The Squaring Pi: Principles and foundations

Principles:

1.- Theorem of structural logic:

"If geometrically and on a given circumference, and relying on it, we can structure, inscribe and circumscribe squares and circles to infinity; also, and arithmetically, we will have to structure and measure all these elements as a function of each other to infinity"
And since Pi is a basic structural parameter, it must also have an arithmetic interrelation and structuring with all the other parameters, to infinity.

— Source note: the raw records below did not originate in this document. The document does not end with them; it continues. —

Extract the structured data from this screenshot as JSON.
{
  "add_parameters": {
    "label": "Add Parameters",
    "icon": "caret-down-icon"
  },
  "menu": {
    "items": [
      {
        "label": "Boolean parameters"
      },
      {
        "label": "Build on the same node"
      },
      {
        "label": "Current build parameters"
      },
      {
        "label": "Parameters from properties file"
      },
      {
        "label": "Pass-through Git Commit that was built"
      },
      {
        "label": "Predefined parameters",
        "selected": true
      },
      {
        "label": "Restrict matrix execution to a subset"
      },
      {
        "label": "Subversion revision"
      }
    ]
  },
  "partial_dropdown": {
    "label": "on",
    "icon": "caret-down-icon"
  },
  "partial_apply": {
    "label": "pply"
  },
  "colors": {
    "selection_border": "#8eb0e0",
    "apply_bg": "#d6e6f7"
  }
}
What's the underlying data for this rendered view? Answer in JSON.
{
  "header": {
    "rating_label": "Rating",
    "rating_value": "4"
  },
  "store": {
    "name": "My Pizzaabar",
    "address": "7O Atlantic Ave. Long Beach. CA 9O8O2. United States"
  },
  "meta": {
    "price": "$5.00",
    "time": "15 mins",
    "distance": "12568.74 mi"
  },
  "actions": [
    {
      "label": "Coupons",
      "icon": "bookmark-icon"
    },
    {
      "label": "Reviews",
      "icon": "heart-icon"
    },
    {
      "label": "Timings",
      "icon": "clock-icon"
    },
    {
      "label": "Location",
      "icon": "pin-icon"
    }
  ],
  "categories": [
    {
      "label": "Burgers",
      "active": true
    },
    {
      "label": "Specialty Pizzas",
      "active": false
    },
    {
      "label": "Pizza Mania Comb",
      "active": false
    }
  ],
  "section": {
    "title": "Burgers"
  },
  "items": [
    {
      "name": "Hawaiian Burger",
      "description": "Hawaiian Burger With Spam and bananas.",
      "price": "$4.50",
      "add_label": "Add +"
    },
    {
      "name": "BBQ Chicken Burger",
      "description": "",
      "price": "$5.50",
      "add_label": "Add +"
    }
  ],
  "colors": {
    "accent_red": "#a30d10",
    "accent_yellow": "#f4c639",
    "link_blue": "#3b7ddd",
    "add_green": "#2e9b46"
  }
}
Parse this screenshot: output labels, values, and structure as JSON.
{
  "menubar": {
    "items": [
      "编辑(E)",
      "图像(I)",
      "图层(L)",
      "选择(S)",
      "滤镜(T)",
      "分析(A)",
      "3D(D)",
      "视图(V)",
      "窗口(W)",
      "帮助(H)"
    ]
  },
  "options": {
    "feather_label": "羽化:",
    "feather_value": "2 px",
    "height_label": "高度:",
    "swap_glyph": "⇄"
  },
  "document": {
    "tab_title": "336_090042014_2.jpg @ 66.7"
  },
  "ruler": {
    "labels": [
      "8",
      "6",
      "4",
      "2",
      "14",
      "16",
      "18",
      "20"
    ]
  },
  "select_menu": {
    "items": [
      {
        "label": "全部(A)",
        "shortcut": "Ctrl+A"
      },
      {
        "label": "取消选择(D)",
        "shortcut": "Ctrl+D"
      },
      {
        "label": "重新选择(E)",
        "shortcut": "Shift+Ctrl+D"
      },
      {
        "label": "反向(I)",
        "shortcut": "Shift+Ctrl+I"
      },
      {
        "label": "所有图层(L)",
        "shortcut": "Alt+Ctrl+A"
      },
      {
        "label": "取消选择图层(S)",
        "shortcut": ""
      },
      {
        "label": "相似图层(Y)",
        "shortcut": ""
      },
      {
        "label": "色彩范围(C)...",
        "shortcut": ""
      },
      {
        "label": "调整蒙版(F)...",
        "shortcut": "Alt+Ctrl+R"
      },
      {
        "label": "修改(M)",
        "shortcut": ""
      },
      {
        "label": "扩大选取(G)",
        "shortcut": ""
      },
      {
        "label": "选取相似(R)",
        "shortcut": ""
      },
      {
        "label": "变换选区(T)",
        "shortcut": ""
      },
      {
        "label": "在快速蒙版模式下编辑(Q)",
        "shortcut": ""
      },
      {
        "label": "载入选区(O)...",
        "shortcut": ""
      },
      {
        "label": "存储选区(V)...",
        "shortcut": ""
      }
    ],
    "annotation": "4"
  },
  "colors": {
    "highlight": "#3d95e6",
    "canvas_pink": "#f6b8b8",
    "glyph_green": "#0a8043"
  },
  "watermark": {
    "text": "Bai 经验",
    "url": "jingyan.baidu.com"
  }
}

2.- As the circumference is a regular curve, and the curves are built by means of powers and roots, also Pi (semi-circumference of radius 1) must be interrelated with the other parameters by means of powers and roots of itself and of the other parameters. Simple example of curvature: y=x^2

3.-Practical result:
"With the appropriate powers of Pi we can measure each and every one of the parameters of the circumferences and their inscribed and circumscribed squares from a first given circumference (r=1) to infinity"
For examples:
Pi^17 = (2.Sqrt.2) x 10^8
Pi^34 = 8 x 10^16

* As we can see, and remembering the initial relationship of the simple curvature (y=x^2), there is a relationship of power and roots between the rectilinear elements and the powers of Pi that relate them:
y^n = Pi^2n , with a small variation in the powers of Pi, depending on the parameter we are looking for.
However, and to facilitate the operations of high powers and roots, we use the decimal number 10 to reduce the powers of Pi and keep them at a level close to unity.
An example of this is the most used basic value (Pi^2/10)^n,
9.8696.. /10 = 0.98696....
And then (0.98696..)^17 = 0.8, which multiplied by the reduction of 10 that we made, gives us the value of the square circumscribed to the circumference = 8

Foundations

Now, the question that we can ask ourselves can be:
There is some reason that the reduction powers of 10 for rectilinear elements are 8, 16, 32,... etc., and 17, 34, 51, 68,... etc. for the power cycles of Pi?
Well, it seems so, that everything is based on a basic structure of the Pythagorean theorem in relation to the radius of the circumference.
As we see in the drawing, to begin a construction of the squares inscribed and circumscribed to the circumference, and starting from the radius of the same, the total powers that must be applied to this radius to obtain the squares, would be the same that must be applied to the squares and number Pi, to interrelate them with each other.
Thus, to get (2.Sqrt.2 ) we need to square the (radius 1) four times, that is, a sum of exponents equal to 8.
Well, this 8 is the reduction exponent of 10 to be used with the rectilinear parameters, and double for the powers of Pi, increasing by 1, 2, or more, depending on the parameters that we want to obtain from the powers of Pi.
Summarizing: with the appropriate powers of Pi, we obtain all the parameters of the circumference, such as radius-diameter, and its inscribed and circumscribed squares, etc., to infinity.